Intervention de Danièle Obono

Réunion du jeudi 4 juillet 2019 à 9h25
Commission des affaires européennes

Photo issue du site de l'Assemblée nationale ou de WikipediaDanièle Obono, rapporteure :

La diversité de vos remarques laisse entrevoir la richesse des discussions à venir au cours des prochaines semaines. Notre rapport se fonde sur un certain nombre de constats partagés, à tout le moins sur le fait que si la préoccupation du développement durable a progressivement été intégrée dans les textes et ce, notamment sous la pression du mouvement social et associatif, la pratique n'est pas encore suffisante.

Nos divergences portent en particulier sur le degré de prise en compte du développement durable. J'estime, pour ma part, que le cadre actuel du libre-échange ne permet pas d'aller au-delà d'une inscription formelle dans les textes des accords commerciaux, hormis quelques mesures susceptibles de constituer des leviers d'action en faveur de l'intervention des ONG. Cela ne saurait suffire pour permettre une prise en compte effective du développement durable. Nous nous trouvons donc face à une divergence politique fondamentale, qui reflète deux visions du monde opposées, ainsi que le montrent les interventions de nos collègues Jean-Louis Bourlanges et Caroline Janvier : le libre-échange, horizon indépassable de l'humanité, pourvoyeur d'emplois et bienfaiteur, y compris de la classe ouvrière est fondé sur une théorie économique du XIXe siècle, qui a inspiré les politiques mises en oeuvre par les États européens. Dès l'origine, ces politiques ont cependant fait l'objet de contestations. S'agissant de leurs prétendus bienfaits, je tiens à rappeler que le libre-échange s'est appuyé sur l'exploitation de territoires et de populations, dépossédées de leurs ressources, qui ont subi l'expropriation, y compris par la violence. À l'heure actuelle, la division internationale du travail et l'approvisionnement de l'Union européenne en ressources rares dont elle est dépourvue, extraites dans des pays du Sud et notamment en Afrique, sont le résultat d'une telle conception du commerce international. Nous pourrions poursuivre le débat, passionnant sur les bienfaits du libre-échange, y compris pour la classe ouvrière en Europe mais cela nous éloignerait du cadre du rapport. La classe ouvrière européenne en a néanmoins payé le prix, parfois de manière extrêmement violente.
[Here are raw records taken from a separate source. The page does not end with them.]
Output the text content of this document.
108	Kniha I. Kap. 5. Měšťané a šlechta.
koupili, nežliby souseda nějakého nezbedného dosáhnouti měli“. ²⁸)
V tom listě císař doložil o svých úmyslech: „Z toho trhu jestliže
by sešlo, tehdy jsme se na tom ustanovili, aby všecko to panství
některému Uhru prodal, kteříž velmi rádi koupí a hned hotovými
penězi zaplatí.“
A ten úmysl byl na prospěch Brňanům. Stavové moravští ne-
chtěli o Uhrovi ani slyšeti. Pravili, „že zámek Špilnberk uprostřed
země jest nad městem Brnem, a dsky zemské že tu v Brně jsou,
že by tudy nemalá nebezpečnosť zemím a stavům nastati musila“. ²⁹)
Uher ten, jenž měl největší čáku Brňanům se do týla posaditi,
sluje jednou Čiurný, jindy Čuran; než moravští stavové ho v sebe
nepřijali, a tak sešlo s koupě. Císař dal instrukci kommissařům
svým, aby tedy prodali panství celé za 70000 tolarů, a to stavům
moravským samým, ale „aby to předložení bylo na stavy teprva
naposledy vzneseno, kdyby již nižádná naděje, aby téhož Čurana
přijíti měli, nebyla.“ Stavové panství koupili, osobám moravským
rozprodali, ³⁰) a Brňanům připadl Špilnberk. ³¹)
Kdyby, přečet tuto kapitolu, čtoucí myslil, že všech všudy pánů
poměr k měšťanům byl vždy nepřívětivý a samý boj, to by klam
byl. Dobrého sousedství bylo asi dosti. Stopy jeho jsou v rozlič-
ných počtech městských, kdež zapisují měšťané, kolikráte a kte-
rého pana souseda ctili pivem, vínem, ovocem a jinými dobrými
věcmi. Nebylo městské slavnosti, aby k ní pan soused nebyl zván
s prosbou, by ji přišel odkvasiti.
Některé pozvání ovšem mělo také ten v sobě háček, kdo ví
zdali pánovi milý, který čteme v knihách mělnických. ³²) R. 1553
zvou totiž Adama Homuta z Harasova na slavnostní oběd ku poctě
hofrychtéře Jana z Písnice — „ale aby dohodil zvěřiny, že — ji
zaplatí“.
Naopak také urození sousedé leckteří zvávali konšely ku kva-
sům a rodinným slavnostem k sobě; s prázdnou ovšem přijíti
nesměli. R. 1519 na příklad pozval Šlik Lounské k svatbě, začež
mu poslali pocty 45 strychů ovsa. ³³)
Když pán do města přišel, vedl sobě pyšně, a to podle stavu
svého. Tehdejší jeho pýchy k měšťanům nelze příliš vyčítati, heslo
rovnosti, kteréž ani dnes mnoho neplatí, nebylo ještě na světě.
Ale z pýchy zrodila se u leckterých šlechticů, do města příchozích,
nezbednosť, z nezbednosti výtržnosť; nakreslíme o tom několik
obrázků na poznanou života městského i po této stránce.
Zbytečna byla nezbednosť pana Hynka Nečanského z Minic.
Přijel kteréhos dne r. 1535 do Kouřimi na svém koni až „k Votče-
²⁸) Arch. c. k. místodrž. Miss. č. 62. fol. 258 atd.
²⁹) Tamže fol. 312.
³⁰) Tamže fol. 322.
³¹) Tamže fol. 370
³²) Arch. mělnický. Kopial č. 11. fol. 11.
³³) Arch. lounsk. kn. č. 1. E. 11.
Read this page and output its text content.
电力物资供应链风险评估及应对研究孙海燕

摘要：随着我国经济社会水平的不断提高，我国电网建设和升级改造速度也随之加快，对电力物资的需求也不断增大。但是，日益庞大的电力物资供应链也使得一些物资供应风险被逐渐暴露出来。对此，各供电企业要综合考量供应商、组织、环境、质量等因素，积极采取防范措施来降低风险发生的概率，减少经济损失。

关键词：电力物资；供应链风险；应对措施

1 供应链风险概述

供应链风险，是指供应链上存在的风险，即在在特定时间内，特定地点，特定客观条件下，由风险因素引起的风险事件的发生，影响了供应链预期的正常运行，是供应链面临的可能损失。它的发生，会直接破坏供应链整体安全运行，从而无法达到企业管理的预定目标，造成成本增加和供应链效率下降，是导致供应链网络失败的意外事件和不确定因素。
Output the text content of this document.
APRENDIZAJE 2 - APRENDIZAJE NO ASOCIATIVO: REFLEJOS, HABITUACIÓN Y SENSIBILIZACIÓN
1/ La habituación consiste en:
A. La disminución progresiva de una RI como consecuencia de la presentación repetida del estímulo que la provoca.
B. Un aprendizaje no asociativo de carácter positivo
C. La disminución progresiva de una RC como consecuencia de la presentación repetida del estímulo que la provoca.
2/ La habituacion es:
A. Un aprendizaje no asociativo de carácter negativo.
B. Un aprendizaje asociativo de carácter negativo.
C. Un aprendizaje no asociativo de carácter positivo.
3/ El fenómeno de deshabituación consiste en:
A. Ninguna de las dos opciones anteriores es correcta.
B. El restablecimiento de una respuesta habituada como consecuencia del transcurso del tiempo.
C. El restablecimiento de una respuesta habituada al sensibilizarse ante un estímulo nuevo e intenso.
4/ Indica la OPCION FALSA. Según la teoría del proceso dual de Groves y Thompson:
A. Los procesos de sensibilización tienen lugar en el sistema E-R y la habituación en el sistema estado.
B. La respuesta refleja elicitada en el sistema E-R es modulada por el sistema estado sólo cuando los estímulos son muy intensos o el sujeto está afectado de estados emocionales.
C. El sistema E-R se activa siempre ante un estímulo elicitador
Pour le courant que je représente, il est nécessaire désormais de mettre en place un protectionnisme solidaire qui prendrait véritablement en compte le développement durable, de manière globale et systémique, en le faisant primer sur l'impératif commercial. Cette approche ne se résume pas à une position de telle ou telle formation politique ; elle s'inscrit à l'inverse dans une longue tradition qui a contribué à inscrire la question du développement durable au centre de débats politiques initialement portés par les premiers courants écologistes. Ces questions sont désormais au coeur de débats qui traversent largement la société, et notamment s'agissant du développement d'un modèle économique alternatif, de la relocalisation. Il n'est donc pas juste de les réduire à une référence au Rassemblement national, dont l'intérêt en la matière me semble être de pur opportunisme.

Je terminerai mon propos en répondant plus précisément à la question sur l'accord économique et commercial global avec le Canada, le CETA. Le rapport rappelle que cet accord comprend des mécanismes visant à améliorer la prise en compte du développement durable, et notamment la réalisation d'une étude d'impact, laquelle a été effectivement effectuée à la demande du Gouvernement français, au demeurant après les négociations. Ces dispositifs ne sont pas exempts de critiques, y compris sur l'évaluation qui constitue l'un des enjeux de nos débats. Ainsi que l'ont souligné des associations, cette étude d'impact réalisée par la commission Schubert a mis en relief une série de conséquences négatives en matière d'environnement. Cela figure en annexe du rapport. Je vous renvoie également sur ce point à l'analyse de l'Institut Veblen et de la fondation Nicolas Hulot. Or, il n'en a pas été tenu compte. Il existe donc un décalage entre l'affirmation de la prise en compte du développement durable et la réalité. Notre rapport essaie de rendre compte d'une telle contradiction. Cela est encore plus criant s'agissant de l'Accord avec le MERCOSUR.